Je crois vous avoir tout dit pour que vous en profitiez pleinement de la manifestation jusqu'à la parade de fin de journée avec ses marionnettes géantes qui vous feront chanter, danser et …déambuler.
Comme chaque année le Festival du Merveilleux aura transformé pendant 10 jours, les Pavillons de Bercy, en un lieu de spectacles et de fête, pour le plus grand bonheur de ses visiteurs. J'ai néanmoins un ultime conseil, celui de réserver votre billet avant votre venue parce que la jauge est calculée en lien avec les conditions de sécurité et il se pourrait qu'on vous fasse patienter avant d'entrer. Le nombre de visiteurs journaliers peut atteindre le seuil de 7000 personnes.
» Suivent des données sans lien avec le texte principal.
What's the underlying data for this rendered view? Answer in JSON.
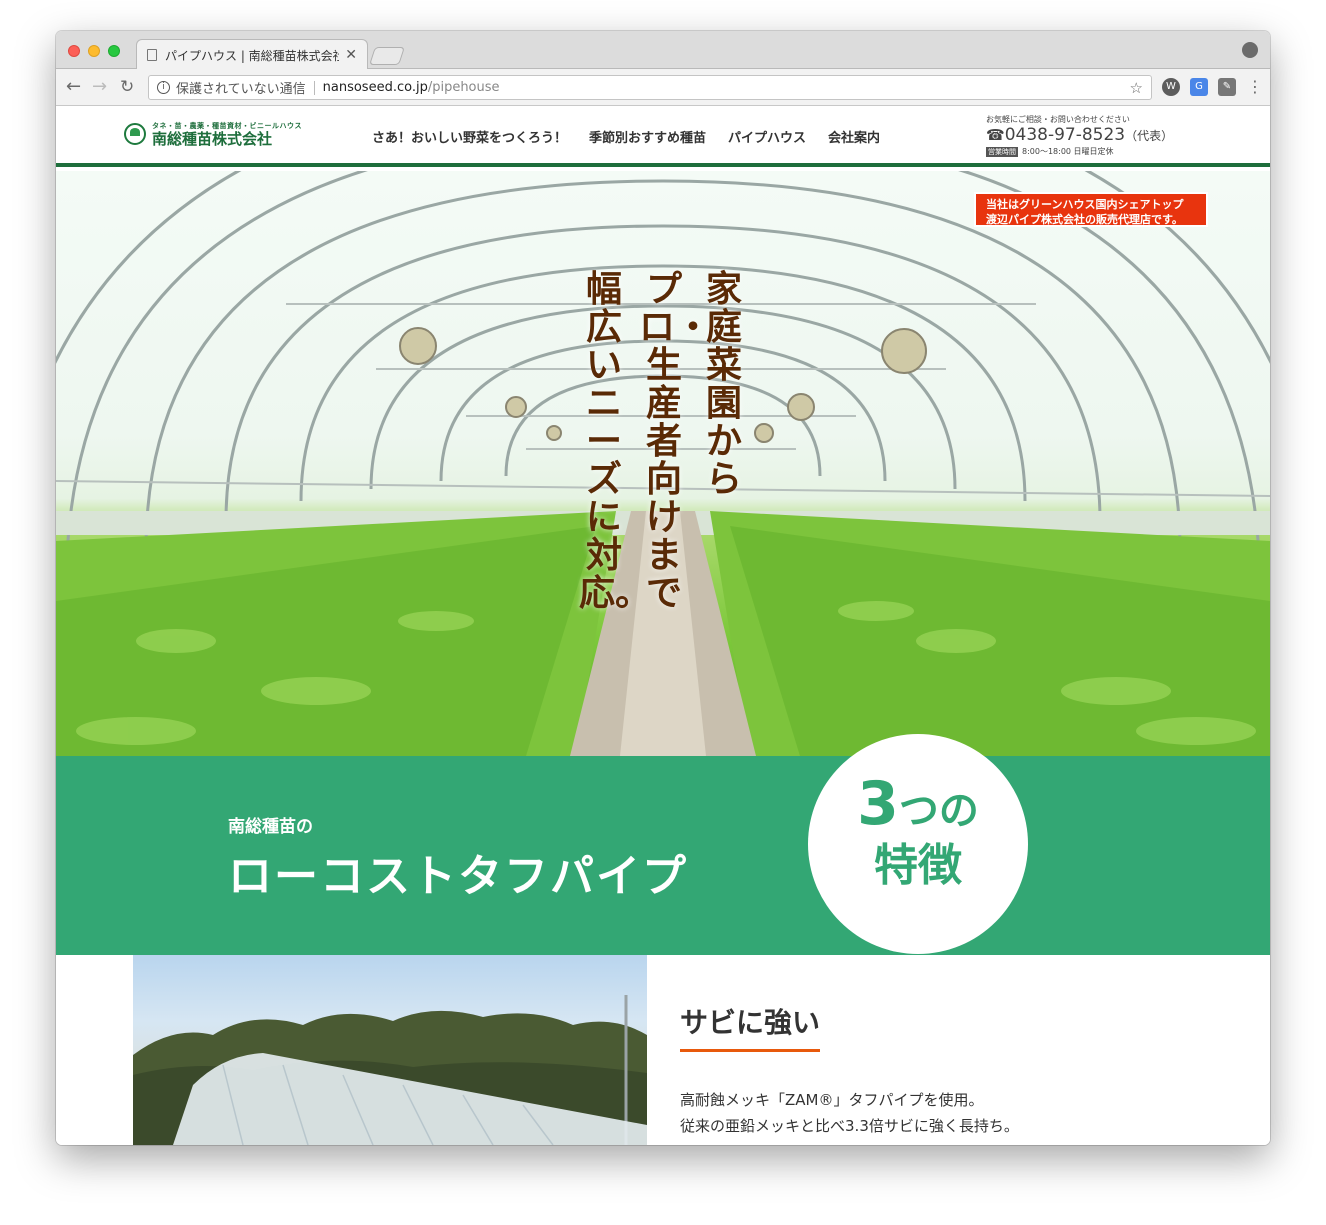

Sauf, paradoxalement, le 31 décembre qui est habituellement un jour calme alors que c'est une belle opportunité de terminer joyeusement l'année.
Le festival du merveilleux "Costumes en scène"
Aux Pavillons de Bercy – Musée des Arts Forains
53, avenue des Terroirs de France Paris 12ème
Du vendredi 26 décembre 2025 au dimanche 4 janvier 2026
Tous les jours de 10 h à 18 h
Prévoir minimum 2h · Pas de visites guidées
Achat de billets en ligne conseillé. La vente de billets sur place ne sera pas garantie en fonction de l’affluence (jauge limitée).